Yup! The Saturn V cost $5k per kg to LEO. Best case, SpaceX has a ~2x savings over the tech we had in the 1960s. The Soyuz 2.1a is competitively priced and it's still launching, though we can't really compare since we only know the price and not the actual cost of the launch.
The tradeoffs SpaceX has made have some real cost savings. Problem is that it's not anywhere even remotely close to what they want you to believe it is.
The latter, of course. Launch prices have been fairly consistent for about 50 years. Promising a sudden 20x cost reduction over SpaceX's already exaggerated figures without any real innovation is ludicrous.
I used to be confused by SpaceX marketing. Why do they talk about 90%+ cost reduction per KG to LEO? Maybe the general public will fall for it, but the general public doesn't often launch satellites. The actual experts will just laugh them out of the room. There's no way their marketing can fool anyone who is in a position to give them money.
Apparently I was mistaken. There are people working at the JPL who seriously believe we'll be able to send payloads to the Martian surface using a human-rated vehicle and bring it back to Earth for $1,000/kg. There are people working for NASA who actually believe we will be able to launch to LEO for $55/kg.
What the Hell?
I guess it's no wonder NASA is doing so badly if these are the sorts of people they're hiring.
The world record for the 1000-1750kg weight class is about 16 miles per gallon.
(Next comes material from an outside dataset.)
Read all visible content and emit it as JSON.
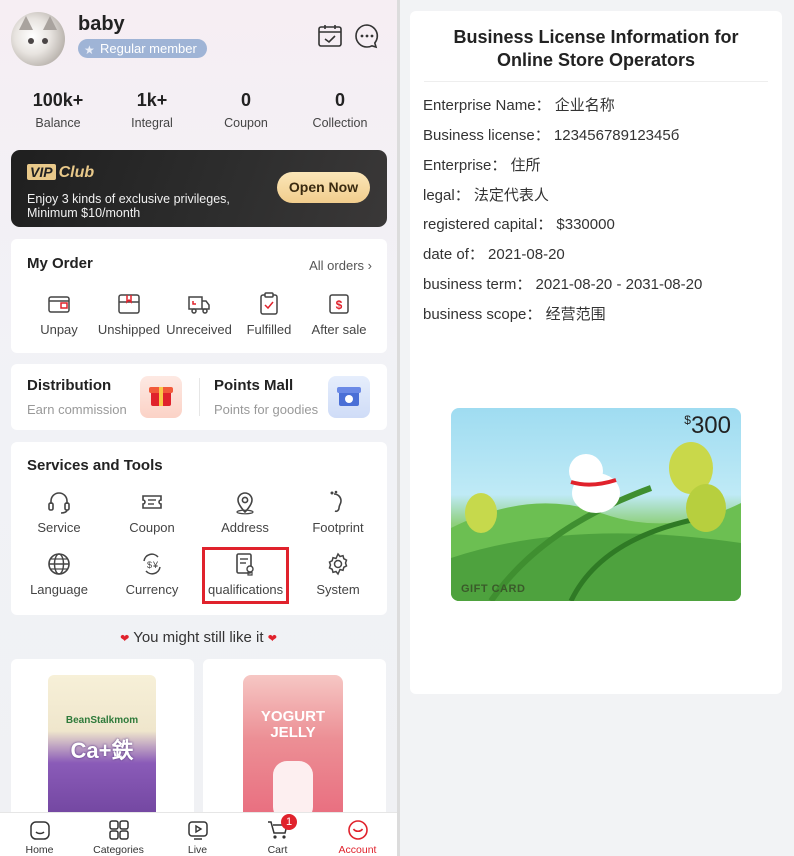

That is burning jet fuel rather than ordinary gasoline. 1000 kg is light for a modern car.
There are no aircraft that can compete with a Prius for transporting small numbers of people. There are few that can compete with a Hummer.
(Note that I'm not sure how the records are calculated. There are a lot of relevant variables, most importantly how fast the plane is flying. And I'm not an aeronautical engineer, just a hobbyist.)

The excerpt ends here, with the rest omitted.